Channel indicates lazy_inbound_nonce is the cleared/executed boundary:

// Highest nonce that has been cleared (executed)
lazy_inbound_nonce: u64,

burn() only permits nonce <= lazy_inbound_nonce and requires a stored hash:

/// Permanently removes a packet, making it unexecutable.
/// Can only be called on packets that have been verified and not executed yet.
public(package) fun burn(...){
    let channel = self.channel_mut(src_eid, sender);
    assert!(nonce <= channel.lazy_inbound_nonce && channel.inbound_payload_hashes.contains(nonce), EInvalidNonce);
    ...
}

clear_payload() advances the boundary and removes only the delivered nonce’s hash, intentionally leaving earlier verified hashes for later cleanup (e.g., burn()):

if (nonce > current_nonce) {
    let mut i = current_nonce + 1;
    while (i <= nonce) {
        assert!(channel.inbound_payload_hashes.contains(i), EInvalidNonce);
        i = i + 1
    };
    channel.lazy_inbound_nonce = nonce;
};

let expected_hash = table_ext::try_remove!(&mut channel.inbound_payload_hashes, nonce);

Recommended Fix

Update the burn() comment to reflect intent.

[03] Doc fix

The docs state that clearing happens after execution, but the endpoint clears before creating the call.

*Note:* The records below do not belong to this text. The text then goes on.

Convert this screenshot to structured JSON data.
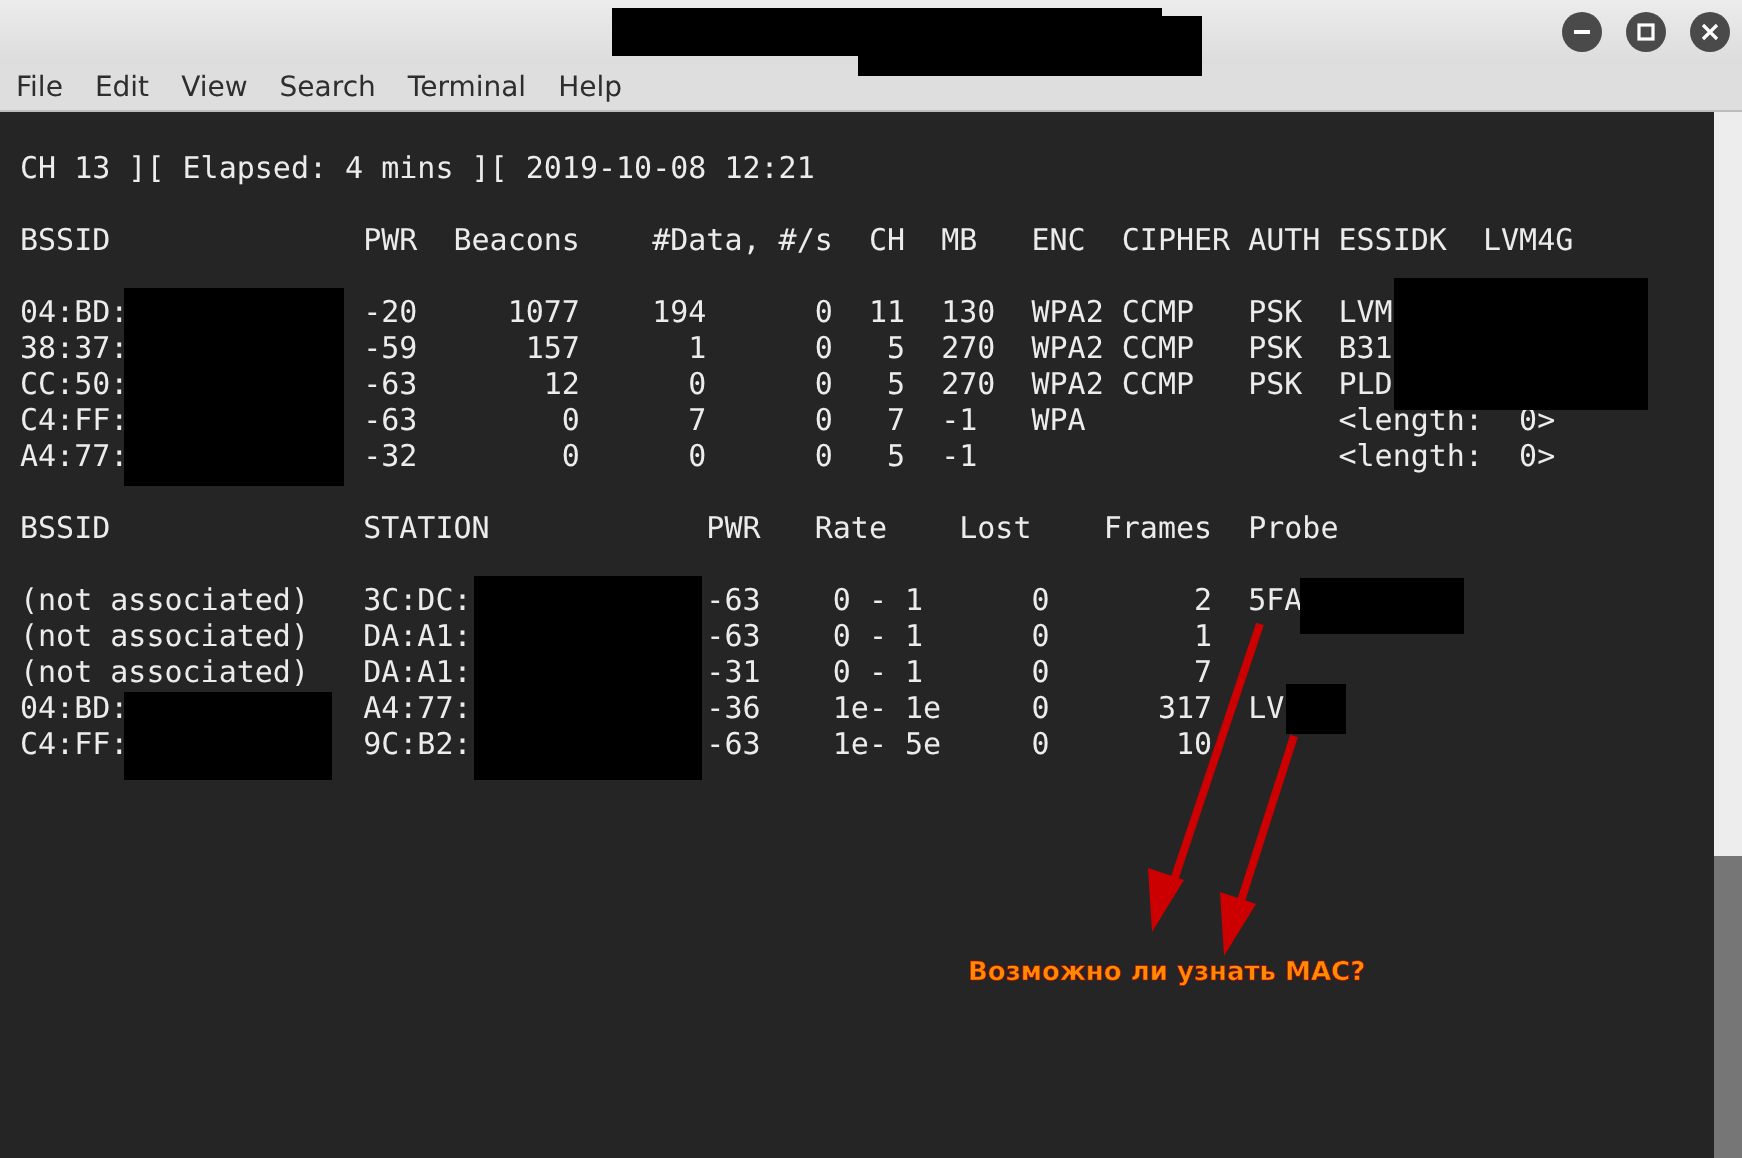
{
  "menu": [
    "File",
    "Edit",
    "View",
    "Search",
    "Terminal",
    "Help"
  ],
  "terminal": {
    "status_line": "CH 13 ][ Elapsed: 4 mins ][ 2019-10-08 12:21",
    "access_points": {
      "header": "BSSID              PWR  Beacons    #Data, #/s  CH  MB   ENC  CIPHER AUTH ESSIDK  LVM4G",
      "rows": [
        "04:BD:             -20     1077    194      0  11  130  WPA2 CCMP   PSK  LVM",
        "38:37:             -59      157      1      0   5  270  WPA2 CCMP   PSK  B31",
        "CC:50:             -63       12      0      0   5  270  WPA2 CCMP   PSK  PLD",
        "C4:FF:             -63        0      7      0   7  -1   WPA              <length:  0>",
        "A4:77:             -32        0      0      0   5  -1                    <length:  0>"
      ]
    },
    "stations": {
      "header": "BSSID              STATION            PWR   Rate    Lost    Frames  Probe",
      "rows": [
        "(not associated)   3C:DC:             -63    0 - 1      0        2  5FA",
        "(not associated)   DA:A1:             -63    0 - 1      0        1",
        "(not associated)   DA:A1:             -31    0 - 1      0        7",
        "04:BD:             A4:77:             -36    1e- 1e     0      317  LV",
        "C4:FF:             9C:B2:             -63    1e- 5e     0       10"
      ]
    }
  },
  "annotation": {
    "text": "Возможно ли узнать MAC?"
  }
}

• In messaging_composer.move:

  /// **Flow:**
  /// 1. OApp calls send_compose() during or after lz_receive to queue a compose message
  /// 2. Message hash is stored in the composer's queue
  /// 3. Executor calls lz_compose() to process the queued message
  /// 4. clear_compose() marks the message as delivered and prevents re-execution
  ...
  /// Clears a compose message after successful execution.
  public(package) fun clear_compose(...) { ... }

But actually, in endpoint_v2.move:

public fun lz_compose(...): Call<LzComposeParam, Void> {
    compose_queue.clear_compose(from, guid, index, message); // cleared BEFORE call creation
    let param = lz_compose::create_param(...);
    call::create(&self.call_cap, compose_queue.composer(), true, param, ctx)
}

This can mislead anyone into thinking clearing happens post execution, while it actually happens pre-call to enforce exactly - once call creation.

Recommended Fix

Update docs in messaging_composer.move by changing flow step 4 to: “Endpoint clears the compose before creating the lz_compose Call to prevent duplicate Call creation; the entry remains with 0xff as a delivered marker.”

LayerZero commented:

1. Acknowledged. This is not a security issue, and adding the guard as you suggest wouldn’t change the impact — the OApp still can’t use it until LayerZero sets the default
2. Acknowledged.
3. Acknowledged.

---

Disclosures

C4 audits incentivize the discovery of exploits, vulnerabilities, and bugs in smart contracts. Security researchers are rewarded at an increasing rate for finding higher-risk issues. Audit submissions are judged by a knowledgeable security researcher and disclosed to sponsoring developers. C4 does not conduct formal verification regarding the provided code but instead provides final verification.

C4 does not provide any guarantee or warranty regarding the security of this project. All smart contract software should be used at the sole risk and responsibility of users.